问题
I would like a Python regular expression that matches a given word that's not between simple quotes. I've tried to use the (?! ...)
but without success.
In the following screenshot, I would like to match all foe
except the one in the 4th line.
Plus, the text is given as one big string.
Here is the link regex101 and the sample text is below:
var foe = 10;
foe = "";
dark_vador = 'bad guy'
foe = ' I\'m your father, foe ! '
bar = thingy + foe
回答1:
A regex solution below will work in most cases, but it might break if the unbalanced single quotes appear outside of string literals, e.g. in comments.

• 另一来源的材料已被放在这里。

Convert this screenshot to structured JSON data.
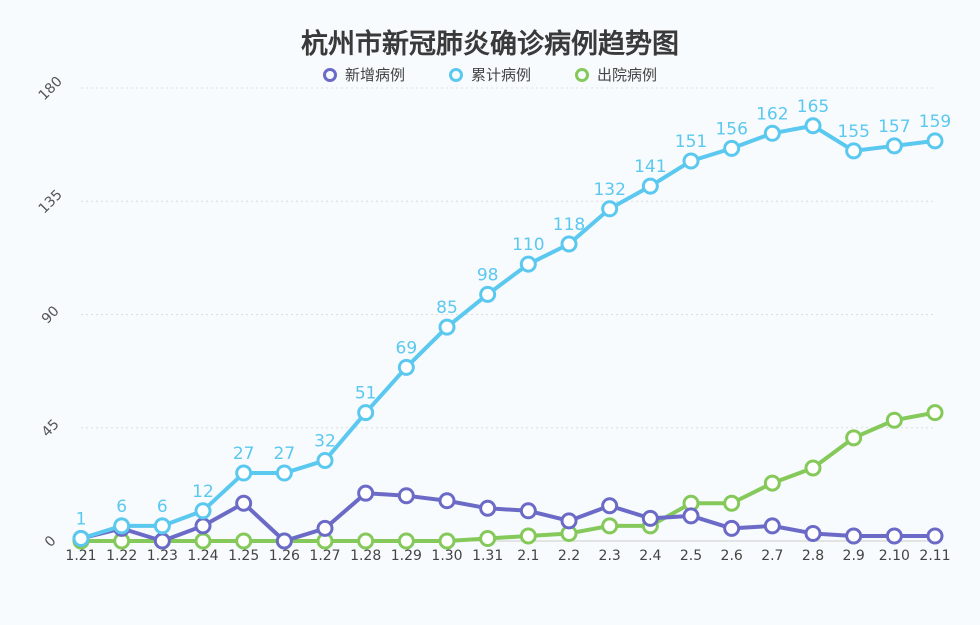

A usual regex trick to match strings in-context is matching what you need to replace and match and capture what you need to keep.
Here is a sample Python demo:
import re
rx = r"('[^'\\]*(?:\\.[^'\\]*)*')|\b{0}\b"
s = r"""
var foe = 10;
foe = "";
dark_vador = 'bad guy'
foe = ' I\'m your father, foe ! '
bar = thingy + foe"""
toReplace = "foe"
res = re.sub(rx.format(toReplace), lambda m: m.group(1) if m.group(1) else 'NEWORD', s)
print(res)
See the Python demo
The regex will look like
('[^'\\]*(?:\\.[^'\\]*)*')|\bfoe\b
See the regex demo.
The ('[^'\\]*(?:\\.[^'\\]*)*')
part captures ingle-quoted string literals into Group 1 and if it matches, it is just put back into the result, and \bfoe\b
matches whole words foe
in any other string context - and subsequently is replaced with another word.

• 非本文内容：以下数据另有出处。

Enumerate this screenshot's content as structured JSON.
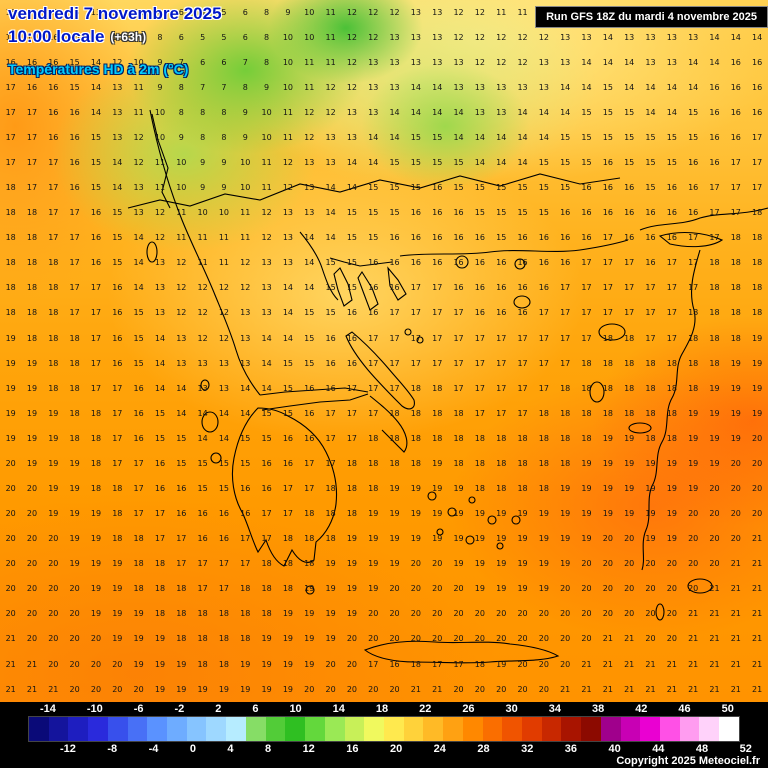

NOTE: To also match double quoted string literals, use r"('[^'\\]*(?:\\.[^'\\]*)*'|\"[^\"\\]*(?:\\.[^\"\\]*)*\")"
.
回答2:
You can try this:-
((?!\'[\w\s]*)foe(?![\w\s]*\'))
回答3:
How about this regular expression:
>>> s = '''var foe = 10;
foe = "";
dark_vador = 'bad guy'
' I\m your father, foe ! '
bar = thingy + foe'''
>>>
>>> re.findall(r'(?!\'.*)foe(?!.*\')', s)
['foe', 'foe', 'foe']
The trick here is to make sure the expression does not match any string with leading and trailing '
and to remember to account for the characters in between, thereafter .*
in the re expression.
回答4:
((?!\'[\w\s]*[\\']*[\w\s]*)foe(?![\w\s]*[\\']*[\w\s]*\'))
回答5:
Capture group 1 of the following regular expression will contain matches of 'foe'
.
r'^(?:[^'\n]|\\')*(?:(?<!\\)'(?:[^'\n]|\\')*(?:(?<!\\)')(?:[^'\n]|\\')*)*\b(foe)\b'
Start your engine!
Python's regex engine performs the following operations.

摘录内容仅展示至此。